Ein Subunternehmer ist eine eindimensionale Lebensform, die – wenn auch nur als Station – zumindest über ein gewisses Kapital verfügt, das Potenzial hat, die Anweisungen seines Eigentümers auszuführen, und die, wenn auch nur eindimensional, träumen kann.
Ein Tagelöhner hingegen ist eine Lebensform, die von Tag zu Tag lebt, keine Zukunftspläne oder Träume hat und nur von Gefühlen wie Ernährung, Unterkunft, Fortpflanzung und Schutz geleitet wird.
Glücklicherweise hatten wir den Luxus, Subunternehmer zu sein, weil wir die zweiten Tausend bei uns behalten haben.
Da wir diese zweiten und dritten Tausend statt in Wissenschaft und Forschung in die Technik gelenkt haben, ist unser Subunternehmersystem ziemlich tief verwurzelt.
Obwohl wir aus jeder Krise verletzt hervorgegangen sind, haben wir es verstanden, zu überleben.
Hätten wir jedoch in den letzten vierzig Jahren unsere besten Tausend in die Bereiche Mathematik, Physik, Chemie und Biologie gelenkt und unter staatlicher Garantie, leistungsorientiert, die Existenzangst beseitigt,
hätten wir ihnen finanzielle Mittel geboten, die sie ein Leben lang ohne Fragen nutzen könnten,
hätten wir Forschungszentren gegründet, in denen diese Gehirne in Ruhe arbeiten könnten,
hätten wir Sorgen wie Haus, Auto, Zukunft der Kinder, Gesundheit, Urlaub – Dinge, über die primitive Wesen nachdenken – beseitigt,
hätten wir das System der Wissenschaftsförderung zum Laufen gebracht,
dann hätten wir heute Bill Gates, Steve Jobs, Larry Pages, Sergey Brins und Mark Zuckerbergs hervorgebracht, von denen jeder einen Wert von dreihundert Milliarden Dollar hätte.

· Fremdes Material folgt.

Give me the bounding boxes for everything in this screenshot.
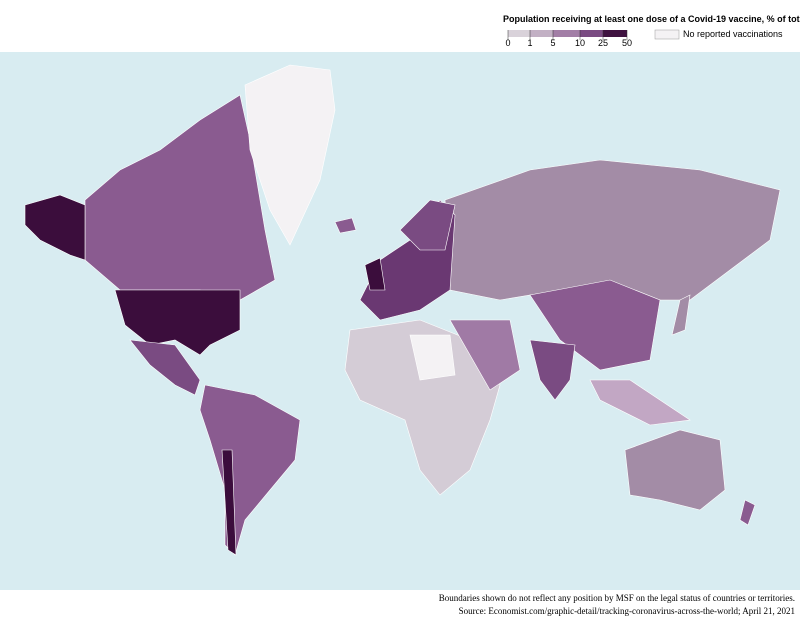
chile (221, 449, 237, 556)
legend-swatch (603, 30, 627, 37)
central-america (129, 339, 201, 396)
japan (671, 294, 691, 336)
legend-tick-label: 50 (622, 38, 632, 48)
legend-swatch (553, 30, 580, 37)
greenland (244, 64, 336, 246)
legend-tick-label: 1 (527, 38, 532, 48)
legend-swatch (580, 30, 603, 37)
scandinavia (399, 199, 456, 251)
southeast-asia (589, 379, 691, 426)
uk (364, 257, 386, 291)
alaska (24, 194, 86, 261)
footer-source: Source: Economist.com/graphic-detail/tra… (459, 606, 795, 616)
legend-tick-label: 5 (550, 38, 555, 48)
new-zealand (739, 499, 756, 526)
australia (624, 429, 726, 511)
legend-tick-label: 25 (598, 38, 608, 48)
china (529, 279, 661, 371)
iceland (334, 217, 357, 234)
middle-east (449, 319, 521, 391)
land (24, 64, 781, 556)
usa (114, 289, 241, 356)
legend-swatch (530, 30, 553, 37)
legend-no-data-swatch (654, 29, 680, 40)
sahara (409, 334, 456, 381)
legend-title: Population receiving at least one dose o… (503, 14, 800, 24)
legend-no-data-label: No reported vaccinations (683, 29, 783, 39)
footer-note: Boundaries shown do not reflect any posi… (439, 593, 795, 603)
legend-tick-label: 0 (505, 38, 510, 48)
russia (444, 159, 781, 301)
india (529, 339, 576, 401)
legend-swatch (508, 30, 530, 37)
south-america (199, 384, 301, 556)
legend-tick-label: 10 (575, 38, 585, 48)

Da unsere Aufgabe auf der Welt nicht dies, sondern das Subunternehmertum ist, wurden diese Namen nicht von uns, sondern von anderen Ländern hervorgebracht. Wenn wir weiterhin mit dem „aufgezwungenen Verstand“ der Frankophonen handeln, werden wir sowohl unsere von der Natur geschenkten Gehirne weiterhin an die „Ungläubigen“ verlieren als auch noch viele weitere industrielle Revolutionen verpassen.